Le volume d’informations qui arrive à Tracfin change d’échelle. Le service français de renseignement financier a reçu 278 484 déclarations de soupçon en 2025, soit une hausse de 32 % en un an. Le chiffre, publié dans son rapport d’activité et d’impact, ne mesure pas directement une explosion de la criminalité financière : il mesure d’abord l’intensité avec laquelle les professionnels soumis aux obligations de vigilance signalent des opérations qu’ils estiment atypiques ou suspectes.

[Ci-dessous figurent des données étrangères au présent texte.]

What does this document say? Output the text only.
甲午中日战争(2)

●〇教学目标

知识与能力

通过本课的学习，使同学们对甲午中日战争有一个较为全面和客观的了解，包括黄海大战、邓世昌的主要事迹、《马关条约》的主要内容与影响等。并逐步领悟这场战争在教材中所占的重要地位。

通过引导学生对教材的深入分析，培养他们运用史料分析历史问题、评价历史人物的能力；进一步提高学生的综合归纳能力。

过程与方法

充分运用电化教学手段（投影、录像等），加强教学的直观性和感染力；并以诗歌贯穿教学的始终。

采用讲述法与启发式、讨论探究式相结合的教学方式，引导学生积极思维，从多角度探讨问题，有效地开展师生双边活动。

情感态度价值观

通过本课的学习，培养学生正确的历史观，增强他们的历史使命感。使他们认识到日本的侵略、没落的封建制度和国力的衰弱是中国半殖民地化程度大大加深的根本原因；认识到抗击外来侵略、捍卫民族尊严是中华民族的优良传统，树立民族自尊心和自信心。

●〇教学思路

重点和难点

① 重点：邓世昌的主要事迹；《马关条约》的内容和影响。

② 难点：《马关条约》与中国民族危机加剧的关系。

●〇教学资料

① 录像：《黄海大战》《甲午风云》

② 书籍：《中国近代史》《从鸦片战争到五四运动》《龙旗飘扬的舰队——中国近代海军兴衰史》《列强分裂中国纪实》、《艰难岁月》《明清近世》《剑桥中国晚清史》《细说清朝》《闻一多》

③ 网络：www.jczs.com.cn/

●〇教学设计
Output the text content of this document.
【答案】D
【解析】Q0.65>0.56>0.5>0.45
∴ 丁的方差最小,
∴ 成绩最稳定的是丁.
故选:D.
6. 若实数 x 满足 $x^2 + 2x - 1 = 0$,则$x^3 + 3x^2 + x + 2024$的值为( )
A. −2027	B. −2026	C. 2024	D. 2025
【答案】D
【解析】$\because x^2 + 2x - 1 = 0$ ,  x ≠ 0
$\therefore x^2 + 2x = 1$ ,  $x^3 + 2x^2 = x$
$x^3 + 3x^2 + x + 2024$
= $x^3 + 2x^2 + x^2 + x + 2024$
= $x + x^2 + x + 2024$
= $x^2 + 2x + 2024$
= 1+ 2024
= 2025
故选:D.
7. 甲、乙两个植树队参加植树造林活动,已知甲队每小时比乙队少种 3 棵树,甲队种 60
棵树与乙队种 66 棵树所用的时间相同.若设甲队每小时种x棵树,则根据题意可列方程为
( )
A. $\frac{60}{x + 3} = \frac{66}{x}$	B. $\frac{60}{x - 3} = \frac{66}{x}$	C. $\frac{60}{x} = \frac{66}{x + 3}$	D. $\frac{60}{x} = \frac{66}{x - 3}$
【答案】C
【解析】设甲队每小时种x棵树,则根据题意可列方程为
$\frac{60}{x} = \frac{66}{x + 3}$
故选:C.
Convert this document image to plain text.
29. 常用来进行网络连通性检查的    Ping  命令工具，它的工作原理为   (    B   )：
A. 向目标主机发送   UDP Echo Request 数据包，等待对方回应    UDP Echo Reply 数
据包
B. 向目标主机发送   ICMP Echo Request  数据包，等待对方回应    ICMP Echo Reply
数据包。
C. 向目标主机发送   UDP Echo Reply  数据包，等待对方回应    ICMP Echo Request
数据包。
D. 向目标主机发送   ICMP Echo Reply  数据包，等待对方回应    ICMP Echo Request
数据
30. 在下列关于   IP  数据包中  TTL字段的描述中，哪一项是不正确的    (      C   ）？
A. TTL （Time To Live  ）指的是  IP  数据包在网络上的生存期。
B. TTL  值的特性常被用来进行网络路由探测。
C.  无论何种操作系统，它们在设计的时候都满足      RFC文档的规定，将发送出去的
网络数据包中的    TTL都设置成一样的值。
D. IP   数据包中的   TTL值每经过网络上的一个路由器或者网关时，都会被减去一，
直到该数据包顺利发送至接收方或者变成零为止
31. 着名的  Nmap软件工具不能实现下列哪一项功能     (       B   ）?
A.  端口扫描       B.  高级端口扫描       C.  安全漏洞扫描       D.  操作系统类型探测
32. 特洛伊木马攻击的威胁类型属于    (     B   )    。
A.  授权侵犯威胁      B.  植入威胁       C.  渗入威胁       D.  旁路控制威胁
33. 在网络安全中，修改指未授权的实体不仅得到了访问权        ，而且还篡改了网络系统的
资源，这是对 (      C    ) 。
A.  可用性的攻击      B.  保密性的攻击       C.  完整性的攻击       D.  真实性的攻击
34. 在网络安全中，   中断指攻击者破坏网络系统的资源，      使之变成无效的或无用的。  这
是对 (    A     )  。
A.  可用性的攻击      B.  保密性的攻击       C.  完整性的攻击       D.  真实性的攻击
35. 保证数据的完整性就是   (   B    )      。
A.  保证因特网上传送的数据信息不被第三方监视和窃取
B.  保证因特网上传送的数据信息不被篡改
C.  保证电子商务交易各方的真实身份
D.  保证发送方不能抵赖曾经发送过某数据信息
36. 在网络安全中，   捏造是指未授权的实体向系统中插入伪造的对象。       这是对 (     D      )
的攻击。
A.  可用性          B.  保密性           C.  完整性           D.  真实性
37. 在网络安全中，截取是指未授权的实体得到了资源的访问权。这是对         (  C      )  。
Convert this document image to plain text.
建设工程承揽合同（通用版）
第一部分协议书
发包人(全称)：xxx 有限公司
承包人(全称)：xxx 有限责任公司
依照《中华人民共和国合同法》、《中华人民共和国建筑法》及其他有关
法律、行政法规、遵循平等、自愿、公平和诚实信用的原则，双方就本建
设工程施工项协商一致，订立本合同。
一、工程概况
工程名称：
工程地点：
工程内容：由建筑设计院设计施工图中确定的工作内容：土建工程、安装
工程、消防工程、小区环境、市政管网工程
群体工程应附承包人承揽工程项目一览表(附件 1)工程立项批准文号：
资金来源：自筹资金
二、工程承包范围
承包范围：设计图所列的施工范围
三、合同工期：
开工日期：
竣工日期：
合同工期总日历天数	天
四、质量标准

La progression vient principalement du secteur financier. Banques, établissements de crédit et autres acteurs financiers ont transmis 258 470 déclarations, soit 93 % du total. Pour les seules banques et établissements de crédit, le nombre de signalements a progressé de 45 %. Les prestataires de services sur crypto-actifs ont, eux, envoyé 4 850 déclarations, en hausse de 58 %.
Cette masse de données pose un double enjeu. Le premier est quantitatif : Tracfin doit absorber une croissance rapide des alertes, repérer les réseaux et relier des opérations qui peuvent être dispersées entre plusieurs comptes, sociétés ou pays. Le second est qualitatif : davantage de déclarations ne sont utiles que si elles contiennent suffisamment d’éléments pour permettre une analyse, une transmission à une administration partenaire ou, lorsque cela est justifié, un signalement aux autorités judiciaires.
Le rapport donne une idée de l’effet potentiel de ce travail sur les finances publiques. Les transmissions liées à la fraude fiscale et sociale ont porté sur environ 3,2 milliards d’euros de flux financiers en 2025. Tracfin indique également que les contrôles de l’Urssaf déclenchés à la suite de ses renseignements ont conduit à environ 470 millions d’euros de redressements, contre 266 millions en 2024.
Le service ne travaille pas uniquement sur la fraude aux prélèvements. Ses missions couvrent le blanchiment du produit des crimes et délits, la fraude aux finances publiques et la protection des intérêts fondamentaux de la nation. Ce dernier champ inclut notamment le financement du terrorisme et l’analyse de certains flux pouvant être liés à des ingérences étrangères.
L’année 2025 montre aussi l’importance croissante de la capacité à agir vite. Tracfin indique que 40 millions d’euros d’avoirs criminels ont été saisis grâce à son mécanisme de transmission rapide vers la justice, soit 40 % de plus qu’en 2024. Dans les dossiers où l’argent peut être déplacé en quelques minutes ou converti en actifs difficiles à récupérer, la vitesse de circulation de l’information devient presque aussi importante que la qualité de l’analyse.
Les crypto-actifs illustrent bien cette transformation. La hausse de 58 % des déclarations du secteur ne signifie pas que 58 % de fraude supplémentaire a été commise. Elle peut refléter l’augmentation de l’activité, l’élargissement des obligations, une meilleure maturité des contrôles ou une combinaison de ces facteurs. Pour un service de renseignement financier, le défi consiste justement à distinguer la croissance normale d’un marché de l’utilisation de nouveaux outils pour masquer l’origine ou la destination des fonds.
Tracfin entre ainsi dans une phase où la question n’est plus seulement de recevoir les alertes, mais de les hiérarchiser. Avec près de 280 000 déclarations en une année, la performance se jugera à la capacité de transformer un volume massif de signaux en dossiers exploitables, puis en résultats mesurables pour la justice, le fisc, la protection sociale et la sécurité nationale.